We report on oxygen surface exchange studies in ∼450-nm-thick nanocrystalline titania films with an average grain size of ∼13 nm by electrical conductivity relaxation along with the conductivity measurements at varying temperatures and oxygen partial pressures (pO(2)s). By electrochemical impedance spectroscopy technique, the high temperature conductivity was measured in the pO(2) range from ∼10(-16) to ∼10(-6) Pa at temperatures from 973 to 1223 K and activation energy, ΔE(a), for conduction was estimated as ∼3.23 eV at pO(2) ∼10(-11) Pa. Under reducing atmosphere (pO(2) < 10(-6) Pa), two distinct n-type conduction regimes were observed and corresponding predominant defects are discussed while, at high pO(2) regime (pO(2) >10(-6) Pa), ionic conduction appears dominant leading to a conductivity plateau.

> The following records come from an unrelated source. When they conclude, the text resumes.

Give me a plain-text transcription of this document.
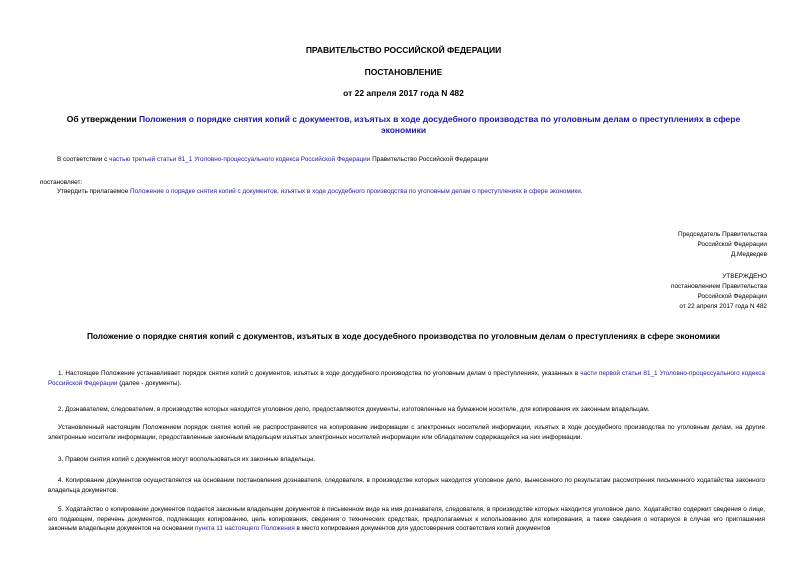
ПРАВИТЕЛЬСТВО РОССИЙСКОЙ ФЕДЕРАЦИИ
ПОСТАНОВЛЕНИЕ
от 22 апреля 2017 года N 482
Об утверждении Положения о порядке снятия копий с документов, изъятых в ходе досудебного производства по уголовным делам о преступлениях в сфере экономики
В соответствии с частью третьей статьи 81_1 Уголовно-процессуального кодекса Российской Федерации Правительство Российской Федерации
постановляет:
Утвердить прилагаемое Положение о порядке снятия копий с документов, изъятых в ходе досудебного производства по уголовным делам о преступлениях в сфере экономики.
Председатель Правительства
Российской Федерации
Д.Медведев
УТВЕРЖДЕНО
постановлением Правительства
Российской Федерации
от 22 апреля 2017 года N 482
Положение о порядке снятия копий с документов, изъятых в ходе досудебного производства по уголовным делам о преступлениях в сфере экономики
1. Настоящее Положение устанавливает порядок снятия копий с документов, изъятых в ходе досудебного производства по уголовным делам о преступлениях, указанных в части первой статьи 81_1 Уголовно-процессуального кодекса Российской Федерации (далее - документы).
2. Дознавателем, следователем, в производстве которых находится уголовное дело, предоставляются документы, изготовленные на бумажном носителе, для копирования их законным владельцам.
Установленный настоящим Положением порядок снятия копий не распространяется на копирование информации с электронных носителей информации, изъятых в ходе досудебного производства по уголовным делам, на другие электронные носители информации, предоставленные законным владельцем изъятых электронных носителей информации или обладателем содержащейся на них информации.
3. Правом снятия копий с документов могут воспользоваться их законные владельцы.
4. Копирование документов осуществляется на основании постановления дознавателя, следователя, в производстве которых находится уголовное дело, вынесенного по результатам рассмотрения письменного ходатайства законного владельца документов.
5. Ходатайство о копировании документов подается законным владельцем документов в письменном виде на имя дознавателя, следователя, в производстве которых находится уголовное дело. Ходатайство содержит сведения о лице, его подающем, перечень документов, подлежащих копированию, цель копирования, сведения о технических средствах, предполагаемых к использованию для копирования, а также сведения о нотариусе в случае его приглашения законным владельцем документов на основании пункта 11 настоящего Положения в место копирования документов для удостоверения соответствия копий документов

The surface relaxation was observed to have two independent time constants likely originating from microstructural effects. The surface exchange coefficients are measured as ∼10(-8)-10(-7) m∕s and ∼10(-9)-10(-8) m∕s for each contribution with ΔE(a)s of 2.79 and 1.82 eV, respectively, without much pO(2) dependence across several orders of pO(2) range of ∼10(-16)-10(-6) Pa in the temperature range between 973 and 1223 K. The results are of potential relevance to understanding the near-surface chemical phenomena in nanocrystalline titania which is of great interest for energy and environmental studies.